LLM-Supported DevelopmentPosted by James
This content is copyright dxw, republished with permission.
DISCLAIMER: AI is the latest thing in the hype cycle, specifically LLMs. I don’t buy into the hype, but I did work in AI research 20 years ago, and the recent progress is properly incredible compared to where we were back then. I’m not an AGI hype man, but also I definitely think this is a lot more interesting and potentially useful than “fancy autocomplete” as some have said. OK, on with the actual post…
When ChatGPT first launched, almost a year ago, it didn’t take long for people to realise that it could write code.

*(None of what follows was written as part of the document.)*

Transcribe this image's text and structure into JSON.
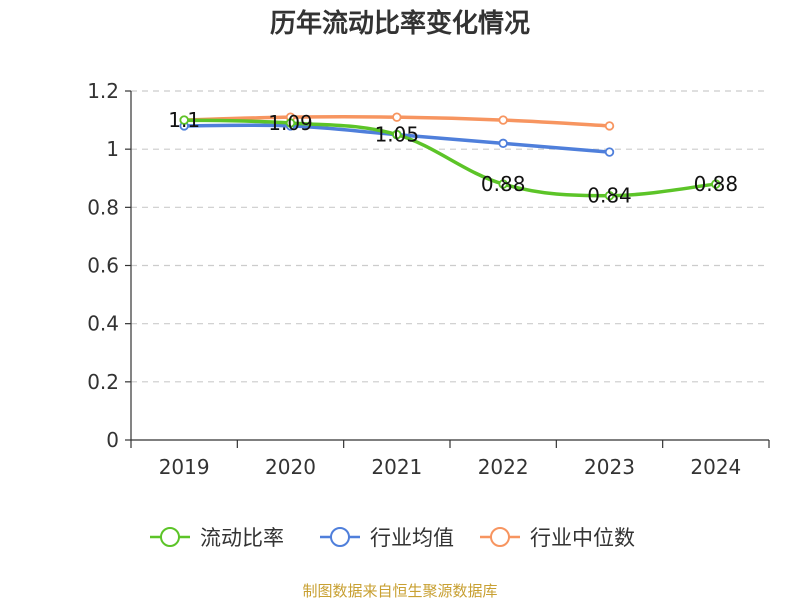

My immediate reaction to that was “lol, call me when it can open PRs on my projects to fill in all the tests I didn’t get round to writing”.
Fast forward a few months (and the last few months in AI/LLMs have been wild), and it seems that I wasn’t the only person who thought that. Enter Sweep (ignore the slightly-offensive tagline that it’s an “AI-powered junior developer”, let’s call it an “LLM-powered PR generator”). I’ve tried it a couple of times on my own side-project code (more on that later), and I’m definitely intrigued.

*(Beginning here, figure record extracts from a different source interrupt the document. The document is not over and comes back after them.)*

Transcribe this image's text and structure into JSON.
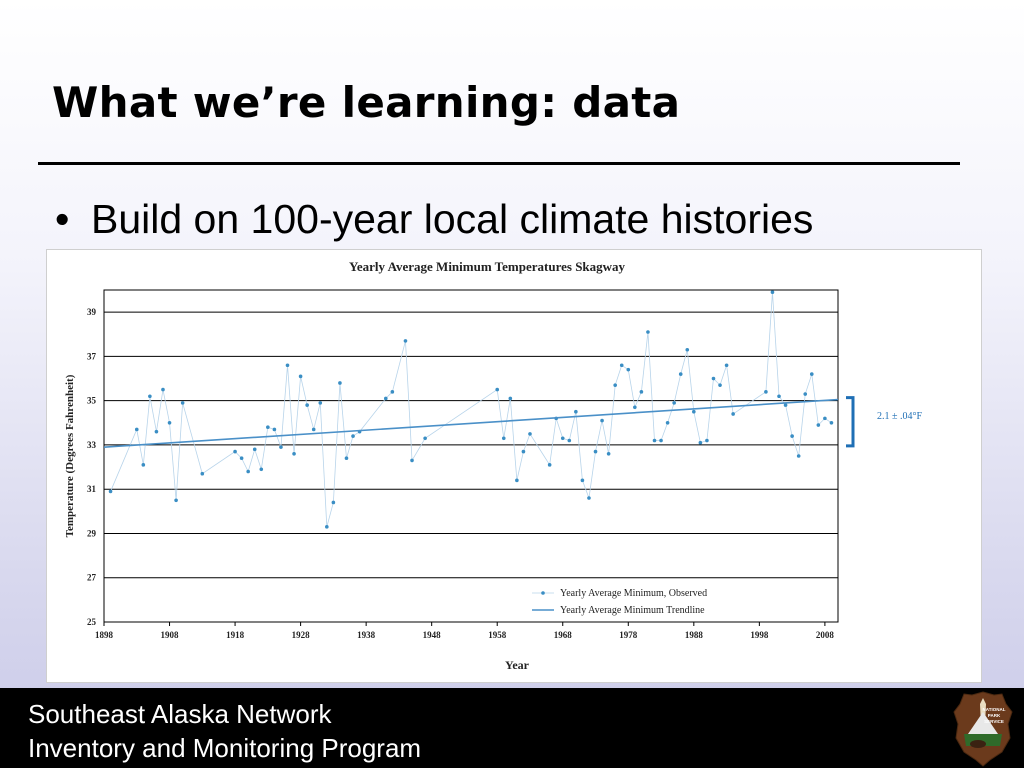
{
  "slide": {
    "title": "What we’re learning: data",
    "bullet": "Build on 100-year local climate histories"
  },
  "footer": {
    "line1": "Southeast Alaska Network",
    "line2": "Inventory and Monitoring Program",
    "logo_text": [
      "NATIONAL",
      "PARK",
      "SERVICE"
    ]
  },
  "chart_data": {
    "type": "scatter",
    "title": "Yearly Average Minimum Temperatures Skagway",
    "xlabel": "Year",
    "ylabel": "Temperature (Degrees Fahrenheit)",
    "xlim": [
      1898,
      2010
    ],
    "ylim": [
      25,
      40
    ],
    "x_ticks": [
      1898,
      1908,
      1918,
      1928,
      1938,
      1948,
      1958,
      1968,
      1978,
      1988,
      1998,
      2008
    ],
    "y_ticks": [
      25,
      27,
      29,
      31,
      33,
      35,
      37,
      39
    ],
    "grid": true,
    "legend_position": "bottom-right",
    "colors": {
      "observed": "#3a8ec4",
      "trend": "#4a90c8",
      "bracket": "#1f6fb5",
      "grid": "#000000"
    },
    "series": [
      {
        "name": "Yearly Average Minimum, Observed",
        "style": "points-with-faint-line",
        "x": [
          1899,
          1903,
          1904,
          1905,
          1906,
          1907,
          1908,
          1909,
          1910,
          1913,
          1918,
          1919,
          1920,
          1921,
          1922,
          1923,
          1924,
          1925,
          1926,
          1927,
          1928,
          1929,
          1930,
          1931,
          1932,
          1933,
          1934,
          1935,
          1936,
          1937,
          1941,
          1942,
          1944,
          1945,
          1947,
          1958,
          1959,
          1960,
          1961,
          1962,
          1963,
          1966,
          1967,
          1968,
          1969,
          1970,
          1971,
          1972,
          1973,
          1974,
          1975,
          1976,
          1977,
          1978,
          1979,
          1980,
          1981,
          1982,
          1983,
          1984,
          1985,
          1986,
          1987,
          1988,
          1989,
          1990,
          1991,
          1992,
          1993,
          1994,
          1999,
          2000,
          2001,
          2002,
          2003,
          2004,
          2005,
          2006,
          2007,
          2008,
          2009
        ],
        "y": [
          30.9,
          33.7,
          32.1,
          35.2,
          33.6,
          35.5,
          34,
          30.5,
          34.9,
          31.7,
          32.7,
          32.4,
          31.8,
          32.8,
          31.9,
          33.8,
          33.7,
          32.9,
          36.6,
          32.6,
          36.1,
          34.8,
          33.7,
          34.9,
          29.3,
          30.4,
          35.8,
          32.4,
          33.4,
          33.6,
          35.1,
          35.4,
          37.7,
          32.3,
          33.3,
          35.5,
          33.3,
          35.1,
          31.4,
          32.7,
          33.5,
          32.1,
          34.2,
          33.3,
          33.2,
          34.5,
          31.4,
          30.6,
          32.7,
          34.1,
          32.6,
          35.7,
          36.6,
          36.4,
          34.7,
          35.4,
          38.1,
          33.2,
          33.2,
          34,
          34.9,
          36.2,
          37.3,
          34.5,
          33.1,
          33.2,
          36,
          35.7,
          36.6,
          34.4,
          35.4,
          39.9,
          35.2,
          34.8,
          33.4,
          32.5,
          35.3,
          36.2,
          33.9,
          34.2,
          34
        ]
      },
      {
        "name": "Yearly Average Minimum Trendline",
        "style": "line",
        "x": [
          1898,
          2010
        ],
        "y": [
          32.9,
          35.05
        ]
      }
    ],
    "annotations": [
      {
        "text": "2.1 ± .04°F",
        "marker": "bracket",
        "y_range": [
          33,
          35
        ]
      }
    ]
  }
}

It works in a way that’s tightly integrated into the GitHub workflow, so you start out by opening an issue asking it to make a particular change. For instance: Sweep: add unit tests for application_helper.rb. There’s a bunch of code in that file that I wrote in a hurry, and because this is a hobby project, I didn’t fully TDD it. So, can Sweep backfill the gaps for me?
I tried this first in the summer, and frankly Sweep fell flat on its face. It produced invalid code that didn’t even parse, let alone pass any tests. So, I forgot about it for a while. But, the other day, I gave it another shot, and yeah, it’s got a lot better.
Sweep goes away and starts adding comments to the ticket about what it’s doing. It’s very very open about how it’s working, which is unusual for AI tools; you really can see how it’s breaking down the problem and what it’s currently up to. First, it reads the entire codebase and interprets the request with that in mind - then it comes up with a plan of changes to make, before it finally goes to make them.
Once it’s done that, it opens a pull request with its changes, just as a human would. The tests and checks run, and if something fails, Sweep automatically reads the errors, feeding it back into the changes it made. You can then do a human pass over the PR (as you would with any code) and provide feedback just as you would for a human colleague.
So how does it do? In the case linked above, it wrote a new test file, added a load of happy-path tests, which (a) made sense, and (b) passed! It made one mistake, which brought up a failing test, and honestly it was a pretty reasonable error. I can imagine a junior dev calling over their colleague to say “why doesn’t this pass?”. It took me a minute or two to realise what was wrong, then I left a comment for Sweep. Sure enough, a few minutes later it fixed it exactly as I intended.
Here’s where things go off the rails a bit though. It also had some code style errors, and when I asked it to use double quotes for strings in the whole file to fix a lint problem, it completely misunderstood and went off on a rampage writing more tests (which, to be fair, were useful, just not what I asked for). Then when I asked it to undo that commit and go back to the previous version, it just started spewing out syntactically broken code. So, it’s not perfect yet.
BUT, those first two commits and the tests it wrote were great. So, I manually rolled the branch back and merged it in. My app is now partly written by a chatbot; strange days.
Sweep also hits a lot of other buttons that make me prefer it over things like Copilot. It’s open source, you can self-host it, and it’s open about how it’s working. There’s no black box here, apart from the actual ChatGPT LLM itself.
So, am I afraid AI is coming for my job? Well, not really. I think we might see it being used more and more though, in certain places. I don’t want AI to help me write algorithms or structure my architecture - that’s the interesting and fun bit. But, if something can run through my code finding errors, filling in gaps, take away the less-fun work that tends to get pushed aside, but is really important? Yeah, I’m interested, and I’ll keep exploring the possibilities.